Abigail Langston, Kansas State University Manhattan Kansas, United States. alangston@ksu.edu



The lateral bedrock erosion component in Landlab is one of the few models of lateral bedrock incision and is essential for simulating the development of wide bedrock valleys and strath terraces in landscape evolution models. Although the lateral erosion component is an effective tool, it lacks some flexibility.

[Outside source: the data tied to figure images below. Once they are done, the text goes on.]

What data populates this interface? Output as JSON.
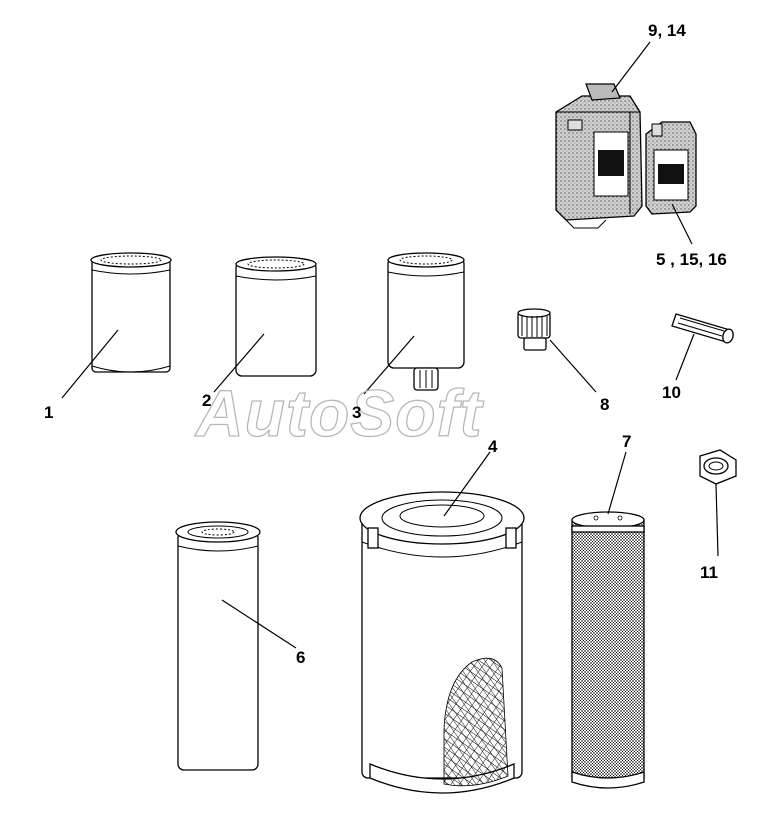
{
  "watermark": "AutoSoft",
  "callouts": {
    "c1": "1",
    "c2": "2",
    "c3": "3",
    "c4": "4",
    "c5": "5 , 15, 16",
    "c6": "6",
    "c7": "7",
    "c8": "8",
    "c9": "9, 14",
    "c10": "10",
    "c11": "11"
  },
  "colors": {
    "ink": "#000000",
    "watermark": "#b8b8b8",
    "background": "#ffffff"
  }
}
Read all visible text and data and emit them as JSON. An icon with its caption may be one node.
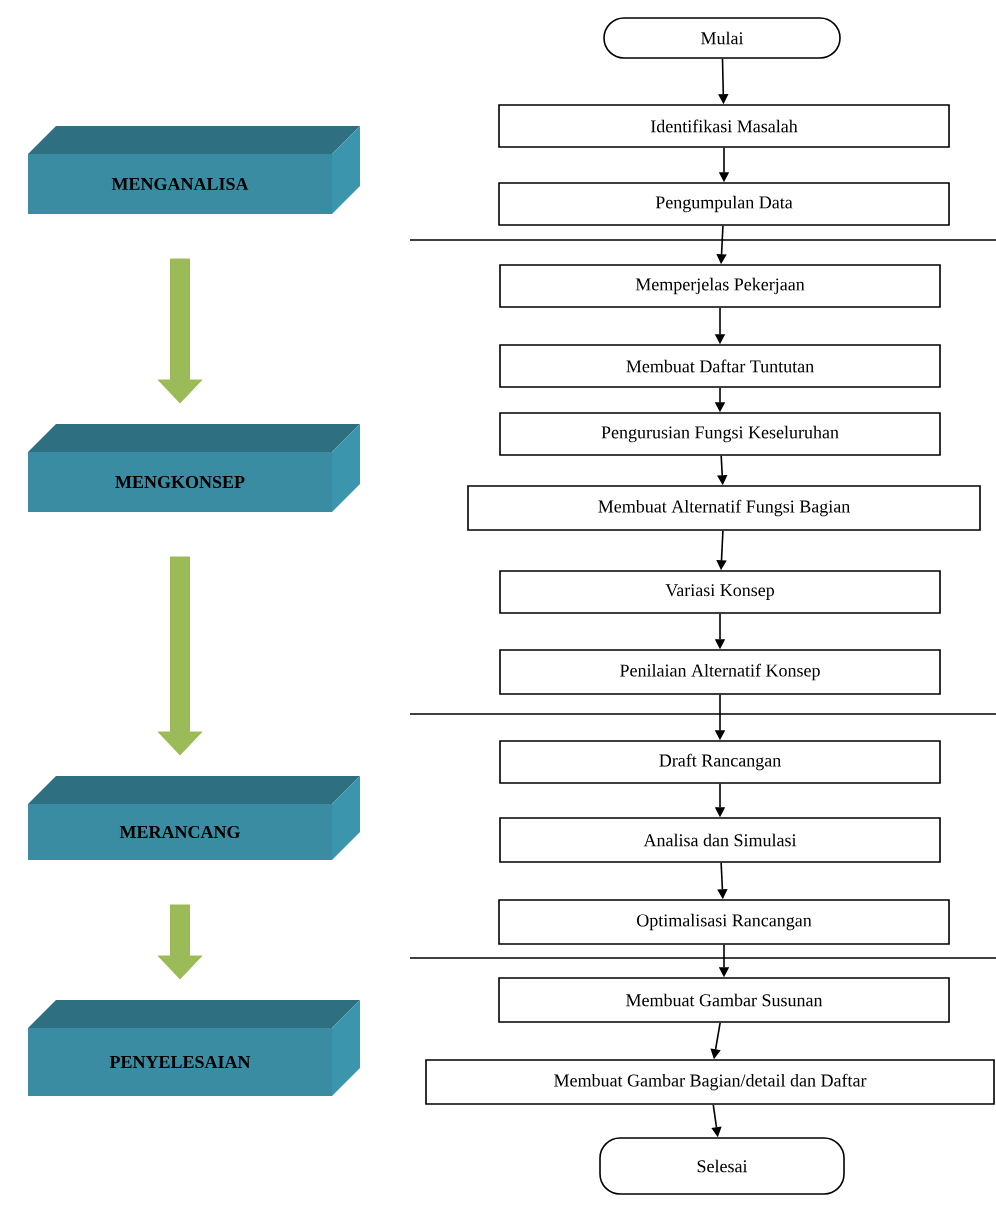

The current lateral erosion component models both lateral and vertical erosion in a simple stream power model. I present here two newly developed versions of the lateral erosion component that allow for thresholds, pairing with any Landlab vertical incision component, and explicitly tracking sediment depth across the model domain. The primary motivation for including sediment cover is so that we can evaluate the relationship between lateral erosion rates vs. sediment cover on the bed and the mechanisms that underly the axiom that bedrock valleys widen when lateral erosion outpaces vertical incision due to sediment cover on the bed. The first modification of the lateral erosion component (LE_Mod1) tracks sediment depth across the model domain and is paired with SpaceLargeScaleEroder, which handles the vertical incision. LE_Mod1 handles lateral erosion of bedrock and sediment and maintains mass balance by sending eroded material to SpaceLargeScaleEroder in the following timestep. These modifications also allow an inlet for sediment in the model domain to change sediment flux from a point through time, which we used to simulate glacial/interglacial conditions. The second modification of the lateral erosion component (LE_Mod2) interfaces with the sediment flux dependent incision component, SedDepEroder. In LE_Mod2, the valley wall is undercut through lateral bedrock erosion and overlying material eventually collapses into the valley wall, as in the original component. But the modified component allows the user to explicitly set the grain size of the collapsed bedrock material. Transport capacity is calculated in LE_Mod2, and if possible, some or all of the collapsed wall material is transported away. These modifications allow the model to produce a range of behaviors between the two end members valley widening mechanisms presented in the original component and allow users explore how bedrock valleys widen in flashy vs. steady discharge environments.